4.8.05

A COISA MAIS CARICATA QUE JÁ SE VIU

"...com o lápis atrás da orelha, com suspensórios estivais..."



"Na terça-feira, o presidente da República recebeu dois putativos candidatos a Belém, ou seja, a ocupar-lhe o cadeirão.

Cavaco e Soares foram a Belém. A visita de Soares foi anunciada com antecedência. A de Cavaco não foi anunciada.
A de Soares teve direito à presença do próprio diante das câmaras; a de Cavaco, pelo fresco da manhã, foi conhecida apenas depois de Soares sair de Belém.
Cavaco foi a Belém falar com Sampaio; Soares foi a Belém "para ouvir o presidente".

Para os apoiantes de Soares, como o Vítor Ramalho, as duas visitas traduzem personalidades opostas.
Nada mais exacto.

Ramalho diz que Cavaco foi a Belém em silêncio porque é uma personalidade mais comedida; e que Soares, pelo contrário, faz as coisas "à vista de todos".
Nada mais inexacto.

Soares faz à vista de todos o que lhe convém, razão porque as duas visitas a belém resultaram numa espécie de KO técnico de Cavaco sobre Soares, e num KO absoluto de Sampaio sobre a tentativa de Soares comprometer o presidente no seu "período de reflexão".

Fiquei surpreendido e não esperava tanto; Sampaio foi corajoso e claro.
Não deu ponto sem nó recebeu Soares mas, depois, disse que já tinha recebido Cavaco.

Aliás, o "período de reflexão" de Soares é a coisa mais caricata que já se viu.

Primeiro, ludibriou Manuel Alegre.

Depois gritou, em surdina (mas gritando), para o país:
"Senhores, estou em período de reflexão."
Como se dissesse:
o país deve calar-se, não deve dirigir-me a palavra com perguntas incómodas, passem a andar em bicos de pés, não arrastem cadeiras nem assobiem nos corredores; estou em "período de reflexão".

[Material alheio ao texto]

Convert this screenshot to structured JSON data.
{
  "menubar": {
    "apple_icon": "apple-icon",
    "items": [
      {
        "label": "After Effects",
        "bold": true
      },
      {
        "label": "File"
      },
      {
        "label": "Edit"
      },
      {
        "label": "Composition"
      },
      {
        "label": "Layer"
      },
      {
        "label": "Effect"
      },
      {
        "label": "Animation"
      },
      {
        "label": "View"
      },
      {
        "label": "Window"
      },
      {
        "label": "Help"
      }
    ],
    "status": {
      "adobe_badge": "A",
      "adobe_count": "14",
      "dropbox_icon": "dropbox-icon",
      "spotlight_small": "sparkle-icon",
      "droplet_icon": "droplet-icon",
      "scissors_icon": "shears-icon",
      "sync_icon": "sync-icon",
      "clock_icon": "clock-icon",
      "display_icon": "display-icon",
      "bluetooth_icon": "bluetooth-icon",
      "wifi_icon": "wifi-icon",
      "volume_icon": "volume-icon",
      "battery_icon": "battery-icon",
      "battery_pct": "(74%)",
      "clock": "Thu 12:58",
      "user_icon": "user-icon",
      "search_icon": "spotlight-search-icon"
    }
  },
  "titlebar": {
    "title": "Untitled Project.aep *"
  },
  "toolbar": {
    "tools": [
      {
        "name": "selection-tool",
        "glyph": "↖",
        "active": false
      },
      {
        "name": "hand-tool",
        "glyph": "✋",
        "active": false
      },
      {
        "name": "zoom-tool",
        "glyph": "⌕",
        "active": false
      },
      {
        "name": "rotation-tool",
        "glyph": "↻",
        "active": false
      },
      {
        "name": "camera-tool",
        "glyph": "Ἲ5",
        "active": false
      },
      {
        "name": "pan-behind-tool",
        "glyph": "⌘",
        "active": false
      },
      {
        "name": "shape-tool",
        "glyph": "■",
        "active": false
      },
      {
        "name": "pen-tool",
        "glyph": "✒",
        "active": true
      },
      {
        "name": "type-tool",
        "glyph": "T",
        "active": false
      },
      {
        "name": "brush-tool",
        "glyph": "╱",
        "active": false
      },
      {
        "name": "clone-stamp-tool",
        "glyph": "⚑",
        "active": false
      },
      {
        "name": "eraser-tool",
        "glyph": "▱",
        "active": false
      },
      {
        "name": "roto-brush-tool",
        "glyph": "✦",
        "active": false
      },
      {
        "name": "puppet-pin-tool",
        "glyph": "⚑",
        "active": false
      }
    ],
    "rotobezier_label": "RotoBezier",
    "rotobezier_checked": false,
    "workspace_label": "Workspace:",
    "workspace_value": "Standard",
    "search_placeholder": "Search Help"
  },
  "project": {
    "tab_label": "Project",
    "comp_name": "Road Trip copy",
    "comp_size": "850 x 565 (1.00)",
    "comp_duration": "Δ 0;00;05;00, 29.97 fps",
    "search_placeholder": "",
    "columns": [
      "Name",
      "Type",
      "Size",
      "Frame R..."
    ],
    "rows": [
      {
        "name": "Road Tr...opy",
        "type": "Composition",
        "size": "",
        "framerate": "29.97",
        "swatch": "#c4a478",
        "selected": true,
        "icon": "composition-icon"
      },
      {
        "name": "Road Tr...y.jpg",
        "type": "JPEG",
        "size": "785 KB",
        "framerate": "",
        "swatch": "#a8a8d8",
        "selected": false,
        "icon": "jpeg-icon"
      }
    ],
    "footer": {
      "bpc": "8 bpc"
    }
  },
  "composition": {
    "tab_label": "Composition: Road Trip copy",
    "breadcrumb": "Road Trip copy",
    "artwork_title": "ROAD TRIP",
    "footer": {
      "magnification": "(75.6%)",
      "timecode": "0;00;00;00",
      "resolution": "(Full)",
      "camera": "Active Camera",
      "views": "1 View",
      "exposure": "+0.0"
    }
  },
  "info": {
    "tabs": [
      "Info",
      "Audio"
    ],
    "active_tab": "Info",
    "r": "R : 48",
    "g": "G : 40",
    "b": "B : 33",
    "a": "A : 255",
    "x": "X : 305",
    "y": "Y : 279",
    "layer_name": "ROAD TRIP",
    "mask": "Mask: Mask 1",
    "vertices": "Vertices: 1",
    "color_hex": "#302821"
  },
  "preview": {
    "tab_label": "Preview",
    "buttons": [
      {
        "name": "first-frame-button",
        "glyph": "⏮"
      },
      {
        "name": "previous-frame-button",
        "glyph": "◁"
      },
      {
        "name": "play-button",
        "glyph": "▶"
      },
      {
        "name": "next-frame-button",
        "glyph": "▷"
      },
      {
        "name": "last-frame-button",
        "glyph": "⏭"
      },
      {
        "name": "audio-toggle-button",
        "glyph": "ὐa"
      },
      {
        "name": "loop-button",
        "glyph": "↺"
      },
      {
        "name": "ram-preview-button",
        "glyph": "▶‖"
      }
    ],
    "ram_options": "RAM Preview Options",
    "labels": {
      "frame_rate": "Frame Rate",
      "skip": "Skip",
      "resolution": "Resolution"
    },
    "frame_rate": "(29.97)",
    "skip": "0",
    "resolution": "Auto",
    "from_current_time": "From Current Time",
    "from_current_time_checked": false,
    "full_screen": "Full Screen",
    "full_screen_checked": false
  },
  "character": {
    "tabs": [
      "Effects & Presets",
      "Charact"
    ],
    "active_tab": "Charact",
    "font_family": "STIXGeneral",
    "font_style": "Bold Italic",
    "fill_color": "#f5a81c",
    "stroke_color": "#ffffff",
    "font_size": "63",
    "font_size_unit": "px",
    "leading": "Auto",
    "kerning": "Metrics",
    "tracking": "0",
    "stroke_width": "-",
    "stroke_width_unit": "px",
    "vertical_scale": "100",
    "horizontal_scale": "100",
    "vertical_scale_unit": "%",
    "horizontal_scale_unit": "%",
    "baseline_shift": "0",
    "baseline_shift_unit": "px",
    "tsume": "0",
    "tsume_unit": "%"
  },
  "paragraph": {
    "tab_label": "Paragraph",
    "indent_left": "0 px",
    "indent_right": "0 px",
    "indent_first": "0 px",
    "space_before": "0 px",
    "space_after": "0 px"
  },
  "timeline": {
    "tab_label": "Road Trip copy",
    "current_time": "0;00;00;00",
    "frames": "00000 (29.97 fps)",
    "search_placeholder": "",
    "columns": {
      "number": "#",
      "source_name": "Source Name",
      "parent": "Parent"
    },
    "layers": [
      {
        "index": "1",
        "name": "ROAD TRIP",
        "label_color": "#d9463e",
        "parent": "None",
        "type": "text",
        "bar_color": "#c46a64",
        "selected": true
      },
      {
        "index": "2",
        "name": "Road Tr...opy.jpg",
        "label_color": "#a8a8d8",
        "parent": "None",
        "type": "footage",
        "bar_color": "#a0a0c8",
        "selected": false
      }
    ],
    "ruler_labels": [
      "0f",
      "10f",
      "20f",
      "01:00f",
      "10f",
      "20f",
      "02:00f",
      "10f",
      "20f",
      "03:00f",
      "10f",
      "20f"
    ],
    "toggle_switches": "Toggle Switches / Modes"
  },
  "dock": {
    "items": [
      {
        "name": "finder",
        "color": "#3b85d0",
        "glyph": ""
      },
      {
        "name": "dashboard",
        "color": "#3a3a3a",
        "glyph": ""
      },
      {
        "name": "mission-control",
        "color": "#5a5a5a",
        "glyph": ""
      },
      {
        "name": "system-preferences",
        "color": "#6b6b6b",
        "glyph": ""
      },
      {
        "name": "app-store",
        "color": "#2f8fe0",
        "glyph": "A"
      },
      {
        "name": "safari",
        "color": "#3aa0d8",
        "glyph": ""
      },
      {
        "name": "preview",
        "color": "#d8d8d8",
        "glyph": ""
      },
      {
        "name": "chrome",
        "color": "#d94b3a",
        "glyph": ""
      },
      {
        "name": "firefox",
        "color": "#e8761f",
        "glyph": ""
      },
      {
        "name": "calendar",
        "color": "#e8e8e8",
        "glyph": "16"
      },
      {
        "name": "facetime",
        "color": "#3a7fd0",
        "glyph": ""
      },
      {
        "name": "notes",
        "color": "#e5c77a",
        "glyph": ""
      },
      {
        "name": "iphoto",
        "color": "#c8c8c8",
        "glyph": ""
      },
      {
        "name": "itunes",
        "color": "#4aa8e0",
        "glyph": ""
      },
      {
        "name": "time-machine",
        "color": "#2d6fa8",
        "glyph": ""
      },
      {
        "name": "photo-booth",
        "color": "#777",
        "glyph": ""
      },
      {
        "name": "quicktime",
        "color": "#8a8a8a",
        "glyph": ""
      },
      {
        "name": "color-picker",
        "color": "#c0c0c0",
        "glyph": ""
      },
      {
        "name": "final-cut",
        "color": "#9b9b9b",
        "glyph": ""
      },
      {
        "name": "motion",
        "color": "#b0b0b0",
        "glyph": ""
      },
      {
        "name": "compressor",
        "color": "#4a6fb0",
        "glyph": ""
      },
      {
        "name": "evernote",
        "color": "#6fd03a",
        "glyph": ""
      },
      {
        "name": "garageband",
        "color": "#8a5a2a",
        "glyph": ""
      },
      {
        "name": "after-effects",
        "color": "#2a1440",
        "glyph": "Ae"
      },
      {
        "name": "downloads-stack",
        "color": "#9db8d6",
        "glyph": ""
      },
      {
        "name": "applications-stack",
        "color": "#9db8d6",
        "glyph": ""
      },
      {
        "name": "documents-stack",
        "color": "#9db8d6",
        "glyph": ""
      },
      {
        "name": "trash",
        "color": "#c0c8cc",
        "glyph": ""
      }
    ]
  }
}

Nunca se viu reflexão mais barulhenta nem mais sonoro abrir e fechar de portas, com o estrondo de um vulcão.

A ideia seria excelente:
que o país assistisse, de bruços, à reflexão do velho presidente, que decidiria, no meio desse rumor expectante, se regressa para pôr em sentido a Direita e para disciplinar a Esquerda, "unindo os portugueses".

O país acordaria para comprar os jornais à procura da decisão de Soares nas primeiras páginas, assistiria aos telejornais, ansioso por perceber se Soares já terminou a sua reflexão e se tinha, ou não, conseguido o apoio de empresários, académicos, banqueiros e artistas de teatro.

Depois todos gritaríamos, em uníssono, "Soares é fixe" e partiríamos para os arraiais de campanha. Durante 15 dias, um mês, o país ficaria suspenso, nos areais do Algarve ou em luminosas esplanadas do Minho, aguardando o desenlace desse "período de reflexão".

E, sentado numa varanda, à sombra, contemplando mapas, sondagens, rodeado de telefones e de blocos de apontamentos, com o lápis atrás da orelha, com suspensórios estivais, Soares decidiria o que fazer com este país que periodicamente ensandece mas que, chamado à pedra, demonstra que o não esquece, cheio de gratidão.

É exactamente isto que não pode acontecer.
Não é por si, Dr. Soares, que me merece respeito e seriedade:
é pelo país, que precisa de crescer e de deixar de depender de todos os pais e padrinhos.

O senhor, Dr. Soares, admito, gosta do país. Tem por ele, até admito ainda, uma inestimável e diabólica ternura. Por isso mesmo, deixe-o crescer. Deixe-o cometer disparates. Eu sei que a maioria absoluta de José Sócrates é capaz de ser um problema para o senhor.

Mas nós, portugueses, somos assim, incompreensíveis e idiotas:
tanto o elegemos a si, para manifestar a nossa inteligência, como damos maiorias a Cavaco e a Sócrates para exibir a nossa incompetência.
Somos um caso perdido.

Reflicta sobre isso, entretanto."



Francisco José Viegas

(escreve no JN,
semanalmente,
às quintas-feiras.)


brventana

1 Comments:

At 12:08 da manhã, Anonymous Anónimo said...

Como diria La Fontaine "o cachorro está muito orgulhoso da coleira que usa ao pescoço" in "O cachorro e o lobo".